I was obsessed with animation as a kid and after trying a bunch of creative outlets as a teen, this was the one that stuck. When it came time to finish high school, Edinburgh College of Art offered an animation program that I really fancied, and as a Scottish citizen, I was incredibly lucky to have studied there for free. The course really prioritised independence, self-sufficiency, and creative freedom, which could be quite a challenging environment, but I felt this set me up for this creative industry. I graduated from there and after a brief stint of bar work, I was able to exercise some connections from school and weasel my way into my first studio. After hopping between a few more, here I am today!

5. What do you like most about working in the creative industry?

For me, the community means a lot. There are so many like-minded people with a diverse range of ideas in the industry, and meeting them, becoming close to them, and creating alongside them is incredibly fulfilling. But also, if I have to work to pay rent I may as well do it by drawing silly little characters right?

6. What is your most memorable project and why?

My most memorable project for Animade was our work with NAM Aidsmap, the U=U project.
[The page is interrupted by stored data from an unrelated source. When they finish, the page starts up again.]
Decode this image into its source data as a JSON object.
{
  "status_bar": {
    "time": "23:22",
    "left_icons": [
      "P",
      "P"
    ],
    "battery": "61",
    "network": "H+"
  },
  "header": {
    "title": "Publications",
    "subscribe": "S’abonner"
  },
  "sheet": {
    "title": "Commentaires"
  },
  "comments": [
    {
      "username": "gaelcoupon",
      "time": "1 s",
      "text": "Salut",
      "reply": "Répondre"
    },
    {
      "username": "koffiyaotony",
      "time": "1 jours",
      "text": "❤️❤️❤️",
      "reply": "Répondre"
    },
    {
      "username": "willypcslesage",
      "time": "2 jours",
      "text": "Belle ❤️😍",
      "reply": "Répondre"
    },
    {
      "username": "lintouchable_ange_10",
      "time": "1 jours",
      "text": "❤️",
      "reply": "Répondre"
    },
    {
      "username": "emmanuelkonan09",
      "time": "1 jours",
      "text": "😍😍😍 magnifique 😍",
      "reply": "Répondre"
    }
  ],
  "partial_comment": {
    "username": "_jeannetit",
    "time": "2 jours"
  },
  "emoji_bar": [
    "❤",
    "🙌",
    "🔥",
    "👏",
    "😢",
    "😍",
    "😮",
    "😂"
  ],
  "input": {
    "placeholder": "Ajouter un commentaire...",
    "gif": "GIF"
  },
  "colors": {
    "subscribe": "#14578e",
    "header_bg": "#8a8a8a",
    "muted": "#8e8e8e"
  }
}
This was an issue I cared about deeply, and I thought it would be good to use our platform at Animade to share a really important public health message in an engaging and approachable way. It had an incredible reach, and it’s something that I hope will have helped reduce HIV and AIDS stigma.

7. What advice would you give to someone who wants to go into Animation?

ABD - Always be drawing. I’m guilty of not doing it though so if you don’t, no sweat. ABA - Always be absorbing. Surround yourself with things that inspire you. You can’t breathe out before first breathing in. Lastly, have patience. This stuff takes a long time. Projects you love may not see the light of days for weeks, months, or years.

8. What has been a highlight working at Animade?

The balance of work and play is really special here at Animade. It’s great to know that the bits and bobs you work on during your downtime are really valued here; that we can take a gem of a doodle you did while waiting for a meeting and turn it into a finished project, which will then go onto influence a client project.

9. Lastly, can you sum up working for Animade in three words?

Creativity, community, and play.

Written by Robert Duncan, Creative.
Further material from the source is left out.